Chronically elevated cortisol is associated with cognitive decline in Alzheimer’s Disease and excess cortisol is known to be toxic to brain cells. Cognitive impairment is also a feature in Depression and many other diseases. Cortisol itself is also associated with depressive symptoms and when targeted via other mechanisms has shown some promise in prior clinical trials.
The Company has studied 11β-HSD1 inhibition by Xanamem in more than 350 volunteers and patients, so far finding a statistically significant improvement in working memory and attention, compared with placebo, in healthy, older volunteers in two consecutive trials and clinically significant improvements in functional and cognitive ability in patients with biomarker-positive mild AD. Previously, high levels of target engagement in the brain with doses as low as 5 mg daily have been demonstrated in a human PET imaging study.
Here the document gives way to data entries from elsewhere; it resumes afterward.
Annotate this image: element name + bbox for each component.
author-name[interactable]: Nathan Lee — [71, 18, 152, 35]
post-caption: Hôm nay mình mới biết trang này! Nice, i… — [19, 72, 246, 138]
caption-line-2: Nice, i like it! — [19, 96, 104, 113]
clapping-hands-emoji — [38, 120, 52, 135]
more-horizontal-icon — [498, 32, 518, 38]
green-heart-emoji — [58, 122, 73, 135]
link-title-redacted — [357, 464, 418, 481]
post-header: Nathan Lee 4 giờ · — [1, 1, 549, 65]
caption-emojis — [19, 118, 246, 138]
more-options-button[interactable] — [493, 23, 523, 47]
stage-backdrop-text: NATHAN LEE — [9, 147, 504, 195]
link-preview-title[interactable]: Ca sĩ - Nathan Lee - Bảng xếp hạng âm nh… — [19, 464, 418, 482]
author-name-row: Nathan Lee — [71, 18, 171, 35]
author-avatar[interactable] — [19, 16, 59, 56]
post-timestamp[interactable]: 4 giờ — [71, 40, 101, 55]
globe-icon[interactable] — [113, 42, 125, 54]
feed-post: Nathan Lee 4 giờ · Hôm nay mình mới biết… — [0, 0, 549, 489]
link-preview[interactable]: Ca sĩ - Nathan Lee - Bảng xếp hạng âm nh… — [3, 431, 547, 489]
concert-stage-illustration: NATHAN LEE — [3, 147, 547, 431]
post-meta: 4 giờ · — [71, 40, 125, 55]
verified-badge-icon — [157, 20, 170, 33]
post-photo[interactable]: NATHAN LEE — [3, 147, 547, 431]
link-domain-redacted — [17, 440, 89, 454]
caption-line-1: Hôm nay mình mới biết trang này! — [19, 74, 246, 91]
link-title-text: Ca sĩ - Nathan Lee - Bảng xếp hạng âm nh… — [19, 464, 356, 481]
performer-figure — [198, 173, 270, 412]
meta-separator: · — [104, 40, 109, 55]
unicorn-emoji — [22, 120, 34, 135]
A series of Phase 2 studies in multiple diseases is being conducted to further confirm and characterize Xanamem’s therapeutic potential.
Xanamem is an investigational product and is not approved for use outside of a clinical trial by the FDA or by any global regulatory authority. Xanamem® is a trademark of Actinogen Medical.
Disclaimer
This announcement and attachments may contain certain “forward-looking statements” that are not historical facts; are based on subjective estimates, assumptions and qualifications; and relate to circumstances and events that have not taken place and may not take place. Such forward looking statements should be considered “at-risk statements” – not to be relied upon as they are subject to known and unknown risks, uncertainties and other factors (such as significant business, economic and competitive uncertainties / contingencies and regulatory and clinical development risks, future outcomes and uncertainties) that may lead to actual results being materially different from any forward looking statement or the performance expressed or implied by such forward looking statements. You are cautioned not to place undue reliance on these forward-looking statements that speak only as of the date hereof. Actinogen Medical does not undertake any obligation to revise such statements to reflect events or any change in circumstances arising after the date hereof, or to reflect the occurrence of or non-occurrence of any future events. Past performance is not a reliable indicator of future performance. Actinogen Medical does not make any guarantee, representation or warranty as to the likelihood of achievement or reasonableness of any forward-looking statements and there can be no assurance or guarantee that any forward-looking statements will be realised.